I dearly hope that there are no serious consequences... I don't think either the motorcyclist or the motorcycle were materially damaged, and I don't think people are sent to jail for traffic mistakes that do not result in an injury. With my enormous deductible, which is higher than what I think the cost of repairs will be, I doubt that fault will have any effect on my purse, unless there was in fact damage to the motorcycle or its rider. But that question is in the hands of the insurance adjustors, and they will base their decisions on the police reports, and if the police reports could go either way or are in favor of the motorcyclist, there's nothing that my changing my story would accomplish.



The main thing, I guess, is that I just have to wait and see what happens. That's hard to do sometimes, especially when the consequences can be grave. But there's nothing else to do... except perhaps to alter my statement to the police.
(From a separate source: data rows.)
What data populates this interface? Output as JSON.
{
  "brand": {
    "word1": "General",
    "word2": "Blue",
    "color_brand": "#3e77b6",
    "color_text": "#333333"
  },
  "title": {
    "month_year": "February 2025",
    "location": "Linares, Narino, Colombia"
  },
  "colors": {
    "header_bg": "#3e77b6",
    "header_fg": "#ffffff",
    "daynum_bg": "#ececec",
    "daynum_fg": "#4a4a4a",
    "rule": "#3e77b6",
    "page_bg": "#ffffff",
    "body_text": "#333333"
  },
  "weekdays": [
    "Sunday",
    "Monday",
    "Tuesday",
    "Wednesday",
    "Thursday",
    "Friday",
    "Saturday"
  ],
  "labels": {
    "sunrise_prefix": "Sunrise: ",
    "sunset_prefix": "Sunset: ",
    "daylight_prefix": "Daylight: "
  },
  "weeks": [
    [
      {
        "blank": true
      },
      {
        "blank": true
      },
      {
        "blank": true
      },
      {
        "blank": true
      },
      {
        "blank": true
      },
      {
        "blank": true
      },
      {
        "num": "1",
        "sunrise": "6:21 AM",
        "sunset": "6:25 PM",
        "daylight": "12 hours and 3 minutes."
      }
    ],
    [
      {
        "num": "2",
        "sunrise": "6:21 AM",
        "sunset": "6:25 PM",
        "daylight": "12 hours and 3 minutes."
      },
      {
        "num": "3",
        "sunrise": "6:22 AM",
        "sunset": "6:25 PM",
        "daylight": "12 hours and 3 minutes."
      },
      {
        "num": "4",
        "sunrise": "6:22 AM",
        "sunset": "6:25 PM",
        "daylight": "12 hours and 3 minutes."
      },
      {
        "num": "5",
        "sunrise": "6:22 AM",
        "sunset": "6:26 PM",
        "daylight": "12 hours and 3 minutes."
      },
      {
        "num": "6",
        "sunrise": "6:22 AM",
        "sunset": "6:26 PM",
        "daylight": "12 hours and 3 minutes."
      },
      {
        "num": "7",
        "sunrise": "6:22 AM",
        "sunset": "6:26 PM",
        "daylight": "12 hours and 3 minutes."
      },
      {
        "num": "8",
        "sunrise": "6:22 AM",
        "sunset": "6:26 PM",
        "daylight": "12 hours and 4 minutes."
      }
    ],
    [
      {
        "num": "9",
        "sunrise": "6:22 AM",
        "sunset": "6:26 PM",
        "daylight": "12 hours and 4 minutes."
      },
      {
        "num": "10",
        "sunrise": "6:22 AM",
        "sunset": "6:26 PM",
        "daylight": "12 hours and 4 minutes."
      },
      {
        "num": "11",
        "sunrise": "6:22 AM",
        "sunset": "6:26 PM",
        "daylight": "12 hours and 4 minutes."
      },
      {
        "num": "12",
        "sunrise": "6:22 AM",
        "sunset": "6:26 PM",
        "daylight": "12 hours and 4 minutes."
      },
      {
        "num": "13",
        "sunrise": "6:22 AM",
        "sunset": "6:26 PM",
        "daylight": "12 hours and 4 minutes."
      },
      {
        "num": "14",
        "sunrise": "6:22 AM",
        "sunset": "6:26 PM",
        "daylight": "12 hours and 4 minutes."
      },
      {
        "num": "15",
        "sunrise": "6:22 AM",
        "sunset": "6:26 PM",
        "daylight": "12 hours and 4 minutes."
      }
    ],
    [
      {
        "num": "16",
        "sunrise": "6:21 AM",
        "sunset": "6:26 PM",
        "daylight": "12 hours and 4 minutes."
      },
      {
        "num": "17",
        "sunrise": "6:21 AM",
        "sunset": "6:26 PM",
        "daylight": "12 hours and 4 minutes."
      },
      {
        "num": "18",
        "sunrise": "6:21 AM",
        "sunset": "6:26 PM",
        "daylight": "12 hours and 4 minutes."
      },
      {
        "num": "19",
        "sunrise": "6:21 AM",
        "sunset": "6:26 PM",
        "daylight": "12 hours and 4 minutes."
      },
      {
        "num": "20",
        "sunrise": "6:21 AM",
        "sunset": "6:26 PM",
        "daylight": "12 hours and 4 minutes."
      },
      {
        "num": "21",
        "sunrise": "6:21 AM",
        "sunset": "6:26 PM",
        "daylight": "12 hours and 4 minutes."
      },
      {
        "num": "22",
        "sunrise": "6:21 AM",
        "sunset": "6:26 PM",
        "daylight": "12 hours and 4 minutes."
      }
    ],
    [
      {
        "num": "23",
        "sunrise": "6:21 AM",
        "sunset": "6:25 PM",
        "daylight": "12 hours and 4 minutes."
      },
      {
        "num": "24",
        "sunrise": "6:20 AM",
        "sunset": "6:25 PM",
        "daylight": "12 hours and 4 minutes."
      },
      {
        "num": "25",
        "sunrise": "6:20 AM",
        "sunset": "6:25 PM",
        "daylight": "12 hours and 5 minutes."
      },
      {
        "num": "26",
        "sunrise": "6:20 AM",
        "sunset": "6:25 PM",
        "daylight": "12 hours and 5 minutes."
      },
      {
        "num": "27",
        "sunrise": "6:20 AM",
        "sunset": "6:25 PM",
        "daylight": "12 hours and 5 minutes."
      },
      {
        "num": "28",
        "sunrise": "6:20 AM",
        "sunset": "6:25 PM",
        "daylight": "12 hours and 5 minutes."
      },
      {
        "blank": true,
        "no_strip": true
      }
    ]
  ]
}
I'll have to consider that possibility and consult with experts (namely my uncle, you can't believe how convenient it is to have a cop in the family) about the viability of introducing new evidence, especially when it is a doubt rather than a material fact, into a police report. And continue to pray and meditate on the subject.



In other news, I lost five pounds this week! I've certainly been enjoying my daily gym visits, I wake up in the morning feeling more energetic and alive, and I'm sleeping better (except when trying to remember something I may or may not want to remember). Of course I did indulge in a lot of starches yesterday, I needed the comfort of unremunerative carbohydrates to see me through (a bag of M&Ms when I was trying to figure out my insurance papers, then a grilled-cheese sandwich and corn chowder for lunch, and finally a fairly starchy Grandmother-produced dinner)... but then I worked extra hard on the treadmill and bicycle so hopefully it will even out.



So anyway, wish me luck and love, as I do for you.